Clinton-Trump 3 is the most-watched third debate in a cycle, which tonight was supposed to be, with 71.6 million viewers. When current-day Trump shirked a virtual second debate after contracting COVID-19, that Oct. 15 screaming match was scrubbed — though the candidates appeared in dueling town halls that night, when Biden on ABC upset Trump’s NBCUniversal simulcast in audience size.
While Trump and Biden will both be draws on Thursday to attract a TV crowd, the incumbent and the challenger will face some pretty stiff competition from the NFL.
The New York Giants (1-5) and Philadelphia Eagles (1-4-1) are set to kick off at 8:20 p.m. ET on Fox and the NFL Network, as well as streaming on Amazon. While both are bad teams this year, a fierce NFC East rivalry will batter viewership in the country’s largest media market.
Historically, presidential debates are not accustomed to sharing the stage with pro sports. (Carter-Reagan was on a Tuesday and aired without any NFL competition. And Bush-Clinton-Perot 2 squared off on a Thursday — before NFL games aired on Thursday nights.)
But the first Clinton-Trump debate was able to achieve record viewership despite NFL competition. The political showdown happened on a Monday, when eight million TV viewers instead watched Atlanta Falcons played the New Orleans Saints on ESPN’s “Monday Night Football.” Though “Monday Night Football” is a highly rated property, cable still has a lower delivery (and less accessibility) than broadcast TV.
That NFC South rivalry game plummeted in viewership from the prior week (-34%) and year (-41%), despite Falcons-Saints being a relatively close and high-scoring affair. In fact, the game was the least-watched “MNF” of that season.
Tonight’s superior media markets and over-the-air delivery system for the football should make it outperform the 2016 cable contest, but the way sports ratings are struggling these days, while we’d bet on it, the house isn’t on the table. (Speaking of which, sports book BetOnline.ag has the Over/Under for Trump-Biden 2 viewers at 67.5 million, which would place it 7th all-time.)

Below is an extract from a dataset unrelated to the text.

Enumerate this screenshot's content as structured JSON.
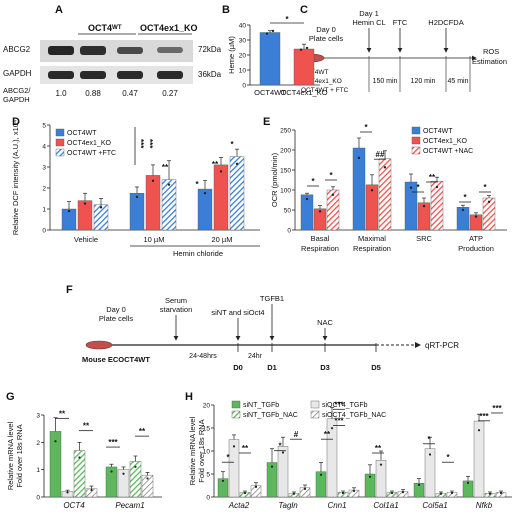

Either way, while the second Trump-Biden debate will sack Thursday’s NFL audience, a few million potential debate viewers (like this writer and former Giants season-ticket holder) will pick the pigskin.
Finally, even if there are still (somehow) some undecided voters this close to Election Day, according to The Washington Post, at least 42.1 million Americans have already cast their vote, which is on pace to shatter early voting records. In other words, any of those people who tune in to the debate tonight are doing so simply for entertainment purposes. We’re not denying the entertainment value of the insanity, but anyone who has already cast their ballot can confidently avoid the circus if they so choose.
Trump-Biden 2 begins Thursday at 9 p.m. ET. We’ll get our first taste of TV ratings for the broadcast stations around 11 a.m. ET on Friday. A few hours later, cable and then final Nielsen numbers will come in.
The Nashville, Tennessee, debate is being moderated by NBC News White House Correspondent Kristen Welker. Good luck to her.